While we have always found Independent TD Mick Wallace's preference for shocking pink polo shirts a bit hard on the eye, it's hard to see how such sartorial lapses interfere with his ability to perform his parliamentary duties. Likewise, Luke 'Ming' Flanagan's preference for not tucking his shirt into his trousers and refusing to wear a jacket in the Dail chamber.
Amazingly, despite such fashion faux pas, these and other, mainly Independent, deputies are among the most effective members of the recently elected Dail.
Which is all that should matter. The purpose of the Dail is supposed to be to hold the Government to account on behalf of we the voters who elected them. After that, as Mr Wallace has observed, so long as our TDs wash regularly then whatever they choose to wear, as long as it covers their rude bits, should be irrelevant.

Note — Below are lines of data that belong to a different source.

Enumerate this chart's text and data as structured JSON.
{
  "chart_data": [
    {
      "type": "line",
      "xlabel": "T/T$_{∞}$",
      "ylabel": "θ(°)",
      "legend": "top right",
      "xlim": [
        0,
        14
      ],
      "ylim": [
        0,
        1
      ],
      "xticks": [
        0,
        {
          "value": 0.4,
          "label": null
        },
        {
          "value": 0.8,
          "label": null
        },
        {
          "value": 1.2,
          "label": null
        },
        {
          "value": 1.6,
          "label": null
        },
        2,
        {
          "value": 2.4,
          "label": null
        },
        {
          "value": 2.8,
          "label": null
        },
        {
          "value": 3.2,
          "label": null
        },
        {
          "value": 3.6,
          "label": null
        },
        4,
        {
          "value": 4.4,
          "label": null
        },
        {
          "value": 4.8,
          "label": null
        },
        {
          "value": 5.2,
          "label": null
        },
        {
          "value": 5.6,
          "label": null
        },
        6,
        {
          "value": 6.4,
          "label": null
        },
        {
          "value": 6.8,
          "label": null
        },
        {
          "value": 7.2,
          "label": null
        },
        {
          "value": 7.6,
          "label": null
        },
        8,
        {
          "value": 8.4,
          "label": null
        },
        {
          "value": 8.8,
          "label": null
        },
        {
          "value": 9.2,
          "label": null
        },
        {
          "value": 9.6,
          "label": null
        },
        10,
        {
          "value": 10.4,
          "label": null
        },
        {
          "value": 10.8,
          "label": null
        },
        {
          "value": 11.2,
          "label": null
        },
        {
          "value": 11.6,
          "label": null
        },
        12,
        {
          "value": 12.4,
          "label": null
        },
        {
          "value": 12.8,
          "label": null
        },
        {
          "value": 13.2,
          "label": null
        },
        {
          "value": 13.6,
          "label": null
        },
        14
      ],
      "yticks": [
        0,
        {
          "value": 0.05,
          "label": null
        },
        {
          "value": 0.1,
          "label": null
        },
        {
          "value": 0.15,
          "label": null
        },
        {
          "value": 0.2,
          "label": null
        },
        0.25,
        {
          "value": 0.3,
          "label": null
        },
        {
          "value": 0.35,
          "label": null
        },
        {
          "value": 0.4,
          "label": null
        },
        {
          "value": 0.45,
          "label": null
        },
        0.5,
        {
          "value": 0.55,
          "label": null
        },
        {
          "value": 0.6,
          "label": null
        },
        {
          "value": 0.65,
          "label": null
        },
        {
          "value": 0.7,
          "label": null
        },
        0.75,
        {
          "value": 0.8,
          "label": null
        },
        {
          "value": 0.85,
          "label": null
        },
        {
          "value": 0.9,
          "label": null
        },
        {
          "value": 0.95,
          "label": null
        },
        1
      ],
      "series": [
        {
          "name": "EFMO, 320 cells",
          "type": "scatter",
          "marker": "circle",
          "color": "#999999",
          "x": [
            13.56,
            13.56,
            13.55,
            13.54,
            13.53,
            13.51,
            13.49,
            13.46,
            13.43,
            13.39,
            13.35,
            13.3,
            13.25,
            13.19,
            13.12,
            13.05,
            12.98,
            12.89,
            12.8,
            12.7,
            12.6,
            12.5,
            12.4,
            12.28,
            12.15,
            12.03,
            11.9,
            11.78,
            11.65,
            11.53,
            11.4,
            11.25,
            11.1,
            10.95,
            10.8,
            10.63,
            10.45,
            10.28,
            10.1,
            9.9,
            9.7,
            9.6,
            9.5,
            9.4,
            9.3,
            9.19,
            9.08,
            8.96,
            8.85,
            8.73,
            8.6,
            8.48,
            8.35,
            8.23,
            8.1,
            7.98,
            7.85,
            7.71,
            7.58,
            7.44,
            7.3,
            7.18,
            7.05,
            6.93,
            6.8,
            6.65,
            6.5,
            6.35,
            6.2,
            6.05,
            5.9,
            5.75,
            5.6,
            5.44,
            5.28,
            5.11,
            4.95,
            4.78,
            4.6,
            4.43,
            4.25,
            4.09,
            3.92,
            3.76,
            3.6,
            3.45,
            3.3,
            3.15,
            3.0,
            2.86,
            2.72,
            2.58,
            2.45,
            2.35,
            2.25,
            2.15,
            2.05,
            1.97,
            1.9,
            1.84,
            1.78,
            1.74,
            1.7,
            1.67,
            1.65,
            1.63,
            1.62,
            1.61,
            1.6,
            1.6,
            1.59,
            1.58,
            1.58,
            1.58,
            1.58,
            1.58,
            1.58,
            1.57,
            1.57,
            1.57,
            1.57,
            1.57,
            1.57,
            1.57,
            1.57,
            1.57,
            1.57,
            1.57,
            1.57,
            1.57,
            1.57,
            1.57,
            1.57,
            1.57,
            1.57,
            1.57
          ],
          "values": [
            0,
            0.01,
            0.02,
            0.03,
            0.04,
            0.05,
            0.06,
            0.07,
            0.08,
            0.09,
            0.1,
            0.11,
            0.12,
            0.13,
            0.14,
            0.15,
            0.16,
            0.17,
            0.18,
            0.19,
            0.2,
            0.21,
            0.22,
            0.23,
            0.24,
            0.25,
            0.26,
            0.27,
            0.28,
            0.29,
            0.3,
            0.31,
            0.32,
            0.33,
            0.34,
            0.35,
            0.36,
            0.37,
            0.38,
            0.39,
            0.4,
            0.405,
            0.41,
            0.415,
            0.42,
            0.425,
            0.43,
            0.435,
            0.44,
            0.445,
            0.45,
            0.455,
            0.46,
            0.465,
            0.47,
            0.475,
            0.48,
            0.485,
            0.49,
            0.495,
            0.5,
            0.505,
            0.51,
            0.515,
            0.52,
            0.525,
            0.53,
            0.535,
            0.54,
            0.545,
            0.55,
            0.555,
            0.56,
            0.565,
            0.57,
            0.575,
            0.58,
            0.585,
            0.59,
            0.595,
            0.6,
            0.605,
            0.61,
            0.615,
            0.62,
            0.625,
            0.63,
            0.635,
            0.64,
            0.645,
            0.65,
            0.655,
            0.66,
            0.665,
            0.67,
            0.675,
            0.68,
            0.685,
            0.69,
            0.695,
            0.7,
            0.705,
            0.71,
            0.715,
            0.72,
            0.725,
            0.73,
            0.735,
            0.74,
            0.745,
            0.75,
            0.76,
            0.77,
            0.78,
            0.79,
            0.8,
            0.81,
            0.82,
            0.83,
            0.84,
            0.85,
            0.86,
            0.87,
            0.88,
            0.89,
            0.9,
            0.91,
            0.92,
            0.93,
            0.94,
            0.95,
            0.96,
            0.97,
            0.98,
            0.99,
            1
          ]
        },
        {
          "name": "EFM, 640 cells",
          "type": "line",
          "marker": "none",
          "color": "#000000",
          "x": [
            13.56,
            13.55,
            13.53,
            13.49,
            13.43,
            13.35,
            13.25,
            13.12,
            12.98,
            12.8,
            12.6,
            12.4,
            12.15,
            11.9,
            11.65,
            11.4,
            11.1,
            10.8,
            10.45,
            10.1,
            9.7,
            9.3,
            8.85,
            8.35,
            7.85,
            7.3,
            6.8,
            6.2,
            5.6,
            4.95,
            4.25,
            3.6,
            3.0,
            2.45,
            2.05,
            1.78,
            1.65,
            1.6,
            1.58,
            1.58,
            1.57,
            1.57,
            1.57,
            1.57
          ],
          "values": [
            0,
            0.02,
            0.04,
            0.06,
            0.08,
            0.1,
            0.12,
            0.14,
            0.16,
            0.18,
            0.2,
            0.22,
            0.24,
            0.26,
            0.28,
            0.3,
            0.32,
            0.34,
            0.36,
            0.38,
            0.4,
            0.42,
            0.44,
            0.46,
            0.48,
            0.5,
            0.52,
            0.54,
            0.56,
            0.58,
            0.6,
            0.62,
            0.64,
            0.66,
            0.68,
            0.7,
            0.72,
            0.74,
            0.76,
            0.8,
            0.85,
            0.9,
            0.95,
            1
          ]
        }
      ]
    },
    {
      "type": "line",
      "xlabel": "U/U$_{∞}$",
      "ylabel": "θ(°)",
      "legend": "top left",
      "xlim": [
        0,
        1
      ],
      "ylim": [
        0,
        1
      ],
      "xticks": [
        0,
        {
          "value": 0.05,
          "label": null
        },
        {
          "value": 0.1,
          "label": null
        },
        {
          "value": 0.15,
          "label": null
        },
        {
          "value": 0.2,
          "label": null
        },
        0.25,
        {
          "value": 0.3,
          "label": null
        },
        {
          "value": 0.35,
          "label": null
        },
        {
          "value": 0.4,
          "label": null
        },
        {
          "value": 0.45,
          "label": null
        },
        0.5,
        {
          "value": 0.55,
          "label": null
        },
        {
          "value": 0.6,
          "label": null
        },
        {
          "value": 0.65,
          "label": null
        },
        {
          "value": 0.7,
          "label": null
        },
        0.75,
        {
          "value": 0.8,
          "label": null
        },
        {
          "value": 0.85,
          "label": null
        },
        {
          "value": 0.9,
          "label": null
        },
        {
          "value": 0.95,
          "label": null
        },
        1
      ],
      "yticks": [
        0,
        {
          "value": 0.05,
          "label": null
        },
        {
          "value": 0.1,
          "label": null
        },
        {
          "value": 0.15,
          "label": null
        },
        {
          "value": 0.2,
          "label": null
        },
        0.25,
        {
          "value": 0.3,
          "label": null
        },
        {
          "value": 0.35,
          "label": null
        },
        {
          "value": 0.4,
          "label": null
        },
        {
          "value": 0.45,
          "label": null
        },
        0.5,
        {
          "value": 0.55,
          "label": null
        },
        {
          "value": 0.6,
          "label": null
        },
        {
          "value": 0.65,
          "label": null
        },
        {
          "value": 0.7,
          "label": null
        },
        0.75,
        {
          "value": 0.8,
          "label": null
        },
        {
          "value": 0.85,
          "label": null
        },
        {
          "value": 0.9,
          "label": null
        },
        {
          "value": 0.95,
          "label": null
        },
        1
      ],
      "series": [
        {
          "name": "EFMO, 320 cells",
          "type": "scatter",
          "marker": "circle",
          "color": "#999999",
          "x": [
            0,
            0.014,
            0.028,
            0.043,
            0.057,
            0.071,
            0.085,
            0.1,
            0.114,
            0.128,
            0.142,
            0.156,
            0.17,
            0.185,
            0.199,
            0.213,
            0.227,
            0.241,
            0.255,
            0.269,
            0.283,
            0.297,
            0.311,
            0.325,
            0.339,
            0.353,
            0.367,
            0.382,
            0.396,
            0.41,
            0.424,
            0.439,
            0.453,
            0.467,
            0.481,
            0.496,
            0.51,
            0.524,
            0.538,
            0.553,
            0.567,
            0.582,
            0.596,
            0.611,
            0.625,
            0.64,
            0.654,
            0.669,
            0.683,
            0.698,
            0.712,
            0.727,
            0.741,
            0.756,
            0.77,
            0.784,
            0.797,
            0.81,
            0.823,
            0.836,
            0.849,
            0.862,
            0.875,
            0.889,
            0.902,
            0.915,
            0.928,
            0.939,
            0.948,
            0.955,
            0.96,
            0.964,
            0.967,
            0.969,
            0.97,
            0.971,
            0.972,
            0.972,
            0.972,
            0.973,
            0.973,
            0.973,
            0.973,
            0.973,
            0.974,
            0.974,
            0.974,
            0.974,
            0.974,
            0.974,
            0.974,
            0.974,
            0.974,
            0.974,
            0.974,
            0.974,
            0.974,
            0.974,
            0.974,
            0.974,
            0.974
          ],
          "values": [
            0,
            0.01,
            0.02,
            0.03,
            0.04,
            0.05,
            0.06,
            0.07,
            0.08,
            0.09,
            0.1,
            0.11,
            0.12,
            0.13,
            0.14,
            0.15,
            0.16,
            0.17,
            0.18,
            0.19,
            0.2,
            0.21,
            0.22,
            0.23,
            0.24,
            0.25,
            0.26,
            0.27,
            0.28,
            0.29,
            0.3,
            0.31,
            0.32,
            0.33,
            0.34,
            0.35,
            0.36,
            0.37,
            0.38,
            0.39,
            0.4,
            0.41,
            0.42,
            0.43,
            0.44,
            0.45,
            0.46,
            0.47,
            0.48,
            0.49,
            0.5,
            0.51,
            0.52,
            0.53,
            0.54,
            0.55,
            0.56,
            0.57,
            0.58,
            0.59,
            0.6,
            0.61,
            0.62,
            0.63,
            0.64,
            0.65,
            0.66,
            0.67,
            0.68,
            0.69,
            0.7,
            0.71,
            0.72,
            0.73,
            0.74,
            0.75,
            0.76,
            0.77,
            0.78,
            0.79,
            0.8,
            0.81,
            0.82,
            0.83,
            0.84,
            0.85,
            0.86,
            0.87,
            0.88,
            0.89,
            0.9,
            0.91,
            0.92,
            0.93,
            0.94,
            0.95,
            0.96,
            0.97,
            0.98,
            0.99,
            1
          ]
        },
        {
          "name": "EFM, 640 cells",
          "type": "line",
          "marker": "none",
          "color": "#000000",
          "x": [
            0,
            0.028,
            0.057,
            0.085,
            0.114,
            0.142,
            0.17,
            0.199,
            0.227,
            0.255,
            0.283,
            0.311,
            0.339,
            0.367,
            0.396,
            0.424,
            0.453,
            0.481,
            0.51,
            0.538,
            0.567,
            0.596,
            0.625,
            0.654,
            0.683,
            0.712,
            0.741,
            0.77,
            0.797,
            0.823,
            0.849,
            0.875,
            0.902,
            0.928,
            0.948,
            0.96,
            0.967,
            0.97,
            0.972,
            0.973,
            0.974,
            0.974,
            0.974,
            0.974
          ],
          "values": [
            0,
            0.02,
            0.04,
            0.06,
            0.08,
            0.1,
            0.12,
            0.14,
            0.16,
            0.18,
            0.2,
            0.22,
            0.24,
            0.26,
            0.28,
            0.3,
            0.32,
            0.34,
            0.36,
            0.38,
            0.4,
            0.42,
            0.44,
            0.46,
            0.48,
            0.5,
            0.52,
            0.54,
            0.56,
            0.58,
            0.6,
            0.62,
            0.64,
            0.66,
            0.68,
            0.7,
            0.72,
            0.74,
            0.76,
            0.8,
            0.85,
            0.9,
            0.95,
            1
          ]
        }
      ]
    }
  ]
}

Not if the Dail establishment has its way. The Committee on Procedures and Privileges, chaired by Ceann Comhairle Sean Barrett, has recommended a dress code that would force all of our TDs to dress like bank managers. Members who adopt a more relaxed style of dressing could find themselves suspended from the Dail.
The country is as good as bust. The ratings agencies are getting ready to slash our credit rating to "junk" status. We are facing into another savage Budget in December. The Dail has utterly failed in its core mission of holding the executive accountable. Distrust of politicians by most voters is running at record levels.
And yet all the Ceann Comhairle and most of his fellow committee members seem to be worried about is the fact that a few TDs refuse to wear tailored jackets or collared shirts in the Dail chamber.
If Mr Barrett, who seems to be the driving force behind the proposed dress code, gets his way he will succeed not in smartening up the appearance of the Dail but in emphasising just how irrelevant it has become to most citizens. One can imagine the mayhem if the dress code is rigidly enforced as sartorial rebels exploit the opportunity for publicity. Who will be the first TD to be suspended for refusing to wear a jacket?
Mr Barrett would be far better employed pursuing a programme of meaningful Dail reform: longer parliamentary weeks, shorter holidays, proper debates with less legislation 'guillotined' and a committee system that actually works.
The first item on his agenda should be to keep the Government to its promise to hold a referendum to reverse the Abbeylara decision, which renders Oireachtas committees impotent.
If, and only if, he delivers these reforms, should Mr Barrett even think of sending in the fashion police.